Çağdaş Türkiye'de Devlet, Hukuk, Sivil Toplum ve İslam Yaklaşımları
Sivil İslam: Gülen ve Teşvik Ettiği Hareket
Fethullah Gülen İslami konularda fikirler ortaya koyan, yazılar ve şiirler yazan bir düşünce ve ilim adamıdır. O Türkiye'deki pek çok insana, modern bilimlerle, ahlaki ve metafizik düşüncenin uzlaştırılarak birlikte ele alındığı eğitim müesseseleri kurma konusunda ilham kaynağı olmuştur. Onun gayretleri Gülen Hareketi diye isimlendirilen salt inanç yörüngeli, sınırları son derece açık ve belirlenmesi zor bir kolektif gönüllü oluşumu netice vermiştir. Gülen'in, sayıları milyonları aşan takipçi ve sevenlerinin hacim ve boyutunu tam olarak kestirmek güçtür. Fakat ülkedeki en geniş katılımlı sivil hareket olduğu hemen herkesçe kabul edilmektedir. Ve Gülen şimdilerde Türkiye'deki kanaat önderlerinden biri olarak tanımlanmaktadır.[1]

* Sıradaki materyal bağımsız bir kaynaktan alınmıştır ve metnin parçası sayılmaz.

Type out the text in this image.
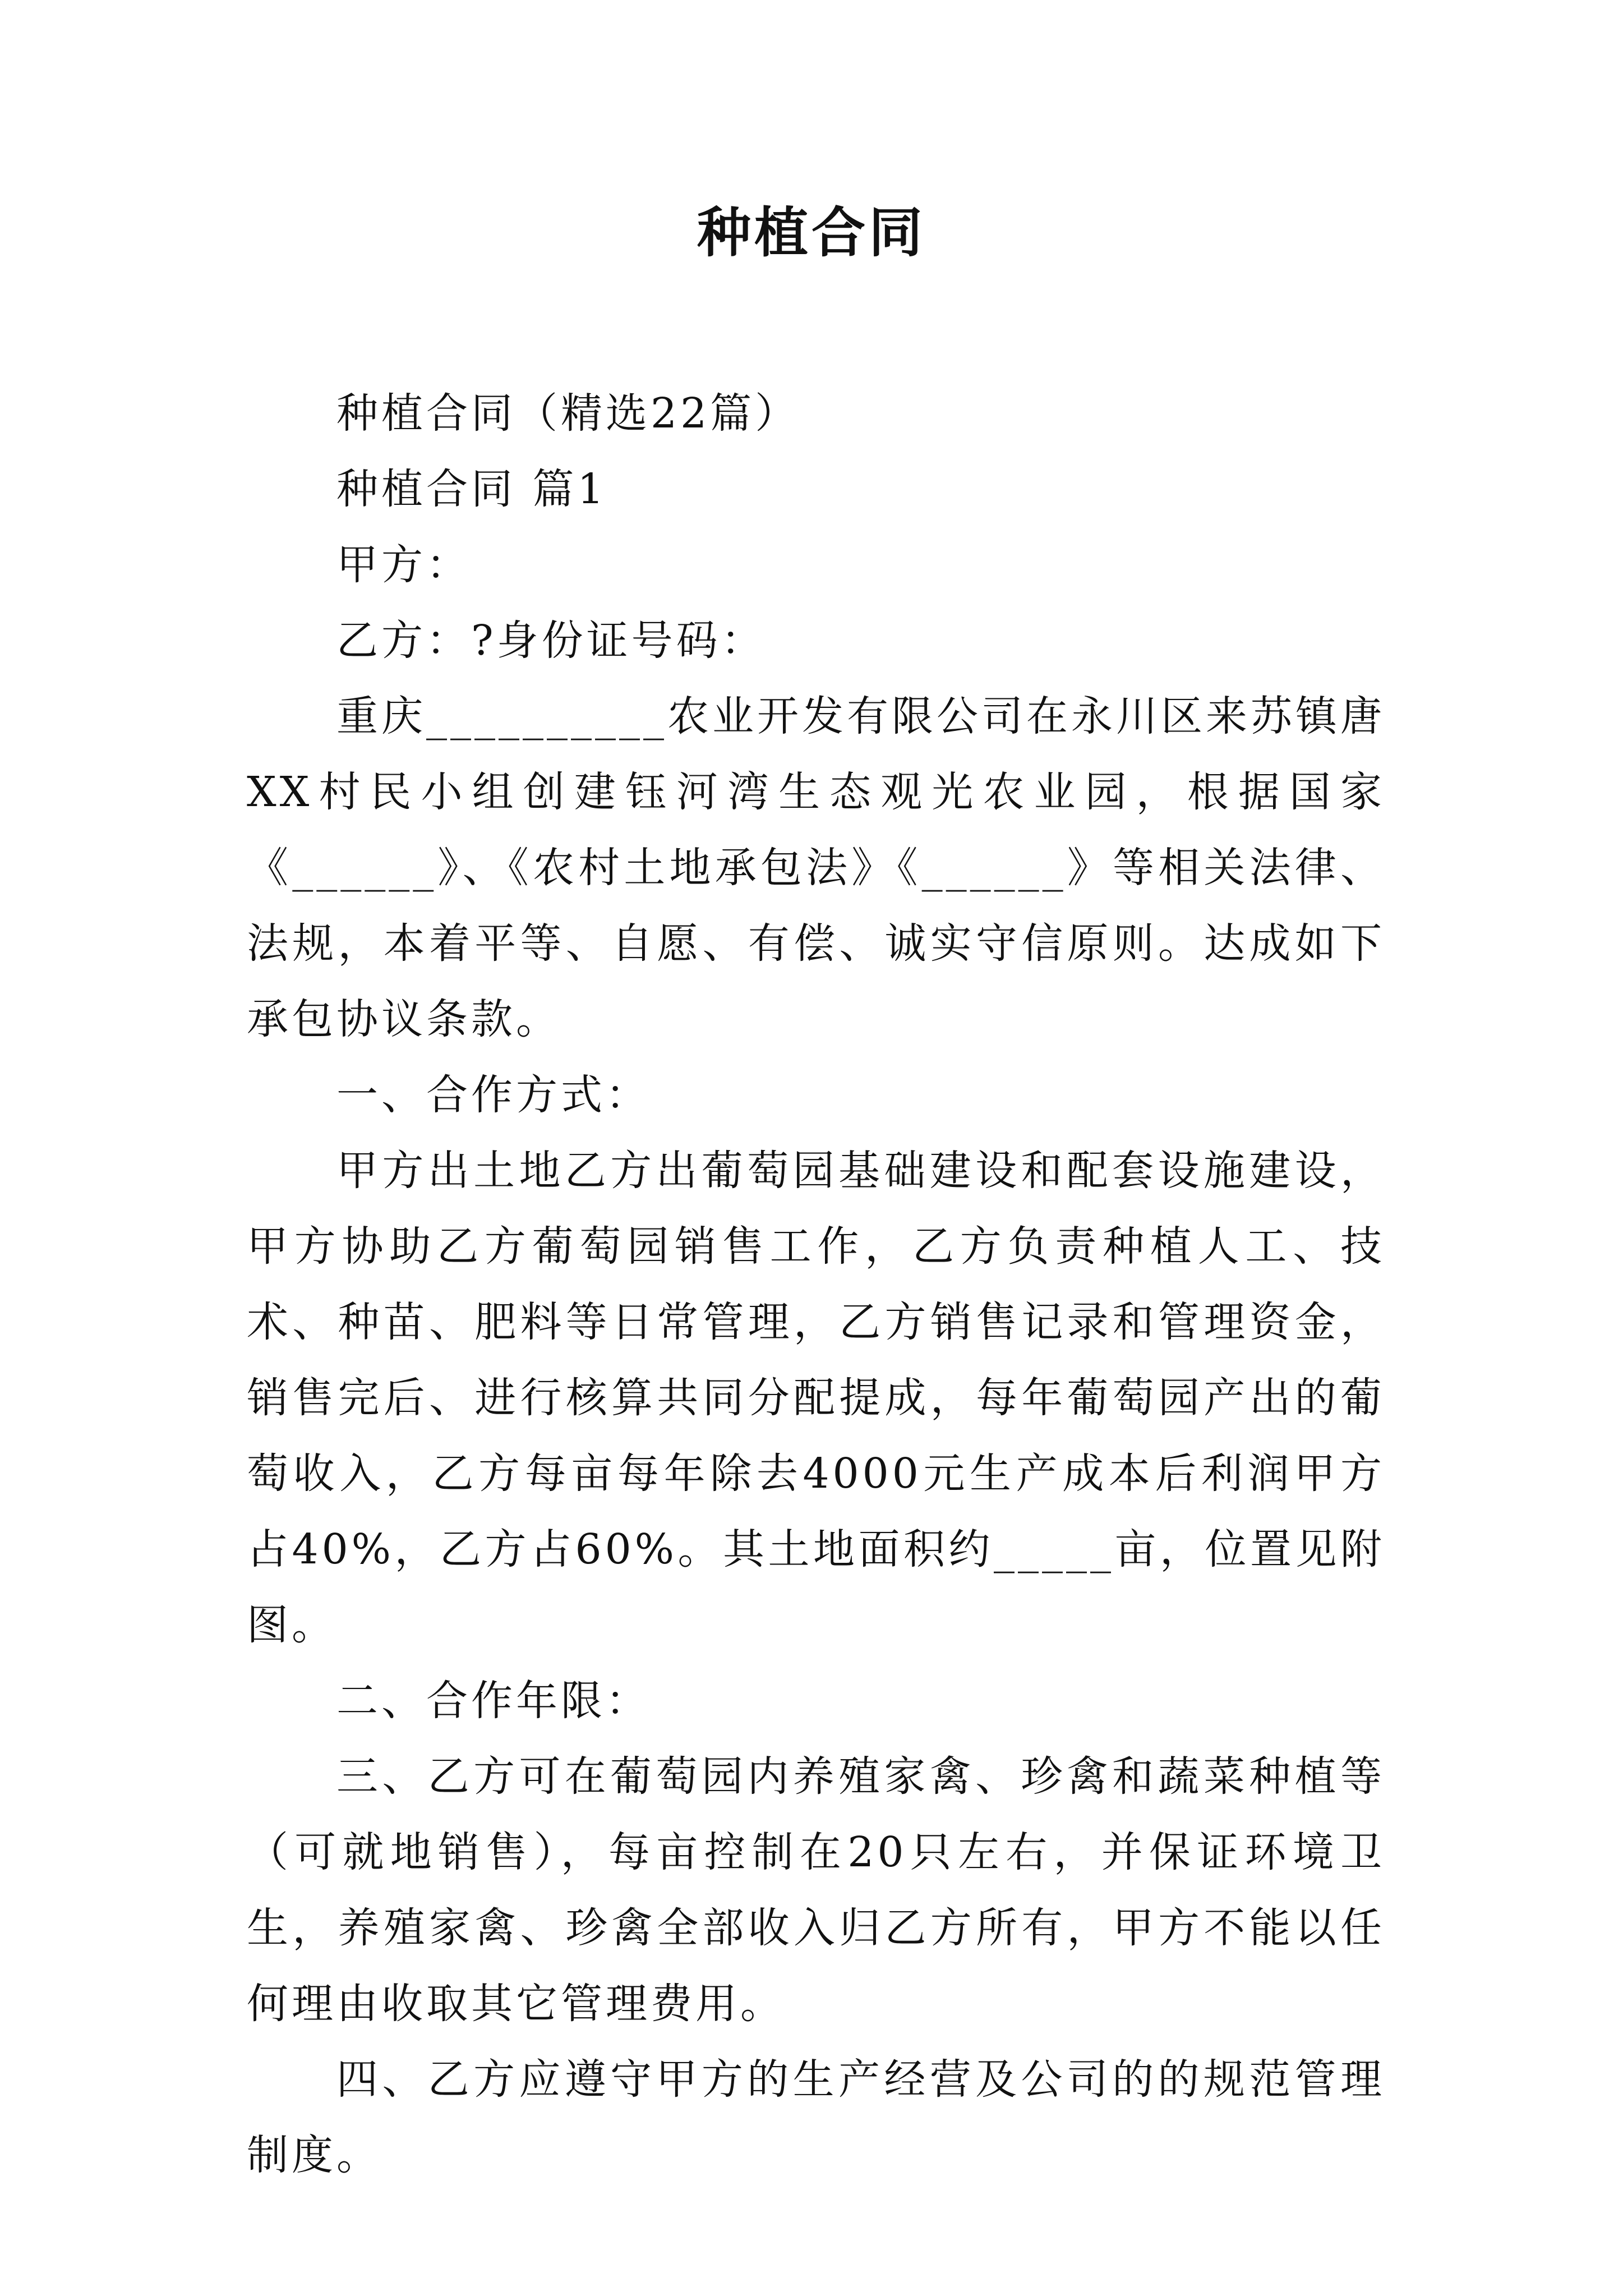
种植合同

种植合同（精选22篇）

种植合同 篇1

甲方：

乙方：?身份证号码：

重庆__________农业开发有限公司在永川区来苏镇唐XX村民小组创建钰河湾生态观光农业园，根据国家《______》、《农村土地承包法》《______》等相关法律、法规，本着平等、自愿、有偿、诚实守信原则。达成如下承包协议条款。

一、合作方式：

甲方出土地乙方出葡萄园基础建设和配套设施建设，甲方协助乙方葡萄园销售工作，乙方负责种植人工、技术、种苗、肥料等日常管理，乙方销售记录和管理资金，销售完后、进行核算共同分配提成，每年葡萄园产出的葡萄收入，乙方每亩每年除去4000元生产成本后利润甲方占40%，乙方占60%。其土地面积约_____亩，位置见附图。

二、合作年限：

三、乙方可在葡萄园内养殖家禽、珍禽和蔬菜种植等（可就地销售），每亩控制在20只左右，并保证环境卫生，养殖家禽、珍禽全部收入归乙方所有，甲方不能以任何理由收取其它管理费用。

四、乙方应遵守甲方的生产经营及公司的的规范管理制度。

Gülen'in söylemlerinin şu ana kadar Türkiye'nin ve içinde bulunduğu bölgenin geleceğinin şekillenmesinde ciddi etkilerinin olduğu ve gelecekte de olmaya devam edeceği ortadadır. Onun söylemlerinin dönüştürücü etkisi öncelikle ve esas olarak onun adıyla anılan hareketin içinde gözlenebilir. İkinci bir esas olarak, bu dönüşüm daha geniş sosyal çevrelerde etkisini daha uzun bir süreçte (la longe duree) gösterecektir. Türk toplumunda belli konularda bir değişim görülmektedir ve bu değişim Gülen'in son 30 yılda savunduğu söylemler doğrultusunda gerçekleşmektedir.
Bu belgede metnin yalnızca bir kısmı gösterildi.